Okay, maybe I’m waxing dramatic (or am I?), but the issue we are discussing here is that most start-ups don’t make it, and sometimes this failure has nothing to do with how good the idea was. And it’s a little more bitter when the start-up was something with a lot of potential to transform the world for the better. When covering Yeloha, I was genuinely excited. The “Airbnb of solar energy” was busy building a network so that more people could tap into the resource, potentially even people with basement apartments in Seattle! Peer-to-peer solar could link people with prime roofs with the 79% of people who were interested in solar power but who may lack the roof, the upfront capital, or both to actually do it.
Success Factors Matter
Since their founding in 2012, it was clear that they had done their research and groundwork to evolve into a company launching in Vermont and New York. They partnered with Green Mountain Energy (a veritable Texas Tornado that brought wind power to mainstream USA) and had the public and the press interested. I, myself, couldn’t help but crow to my friends and family that there was something potentially huge they should look into. They were also recent recipients of a Webby Award for best green website, an award that, full disclosure, I subscribed (and then unsubscribed) to the Webby's website just so I could vote team Yeloha.
Be Wary of Potential Risks
However, as part of the due diligence, we had to also note the risk factors, which sadly turned out to override the massive potential due to a perfect storm of circumstances. The first had to do with the business model, which could have worked under the right conditions but was dicey. Yeloha was going to be the one to set up the panels for the willing sun hosts, of which there were plenty, allowing those without the upfront money to utilize their roof if it was ideal for harnessing solar power. It’s a great way to build a network of participants but also, in short, “Yeloha's business model requires them to assume a large portion of the financial risk involved in setup and distribution of product.” Running out of the capital required to build their network was simply the overarching factor in this case.

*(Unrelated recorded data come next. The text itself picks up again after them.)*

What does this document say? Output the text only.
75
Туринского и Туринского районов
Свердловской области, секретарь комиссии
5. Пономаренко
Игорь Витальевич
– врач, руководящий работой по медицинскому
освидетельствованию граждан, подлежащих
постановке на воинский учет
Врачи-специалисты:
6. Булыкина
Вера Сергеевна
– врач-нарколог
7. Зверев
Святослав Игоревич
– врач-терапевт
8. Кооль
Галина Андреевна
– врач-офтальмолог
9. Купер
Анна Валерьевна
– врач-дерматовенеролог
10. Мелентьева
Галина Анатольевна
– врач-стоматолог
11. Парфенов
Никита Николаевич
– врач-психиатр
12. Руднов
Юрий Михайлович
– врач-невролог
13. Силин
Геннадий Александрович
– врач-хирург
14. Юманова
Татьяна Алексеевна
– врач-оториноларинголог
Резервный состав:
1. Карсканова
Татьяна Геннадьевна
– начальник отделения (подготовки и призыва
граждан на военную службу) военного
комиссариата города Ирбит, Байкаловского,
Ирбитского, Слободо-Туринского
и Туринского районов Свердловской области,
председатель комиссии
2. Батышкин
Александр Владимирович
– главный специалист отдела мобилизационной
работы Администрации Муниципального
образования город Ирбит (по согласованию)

There is a relationship between the other two potential risks: “Yeloha will have to address the regulatory issues of each market it enters, slowing distribution in some regions” and “Yeloha is likely to face resistance from established competitors that may attempt to block innovation.” The fact of the matter is that much that has to do with utility regulations stems from the established competitors themselves. It’s a prevalent problem in almost any region as utility companies, with the entire population as their market, often wind up wielding enormous power and benefiting from government protectionism, shaping the law in their favour.
Looking to the Future
The instinct that making "doing the right thing" easy was certainly on target. Yeloha gathered buzz and people signed up in droves to be hosts and partners. However, regulatory instability, “innovating on constantly shifting sands”, is cited in their signing off epistle as one of the trials that colluded for the untimely sunset. Investors realized this too and as investments in general dipped at the end of 2015, getting extra capital when it was absolutely necessary proved too difficult.
In their announcement that they would be shuttering, Yeloha addressed the reasons in a straightforward and honest manner, making it a learning moment shared that many can take away from. Their story is being shared here not to benefit in any way from their difficulties, but to share the important lessons learned. Perhaps the most important takeaway here is that there is not and should not be regret for shaking up the industry and pursuing the good and the bold. A truly great idea that falls through can still be very disruptive and so this probably won’t be the last we hear of peer to peer solar networks. And it probably won’t be the last we hear of the Yeloha team either.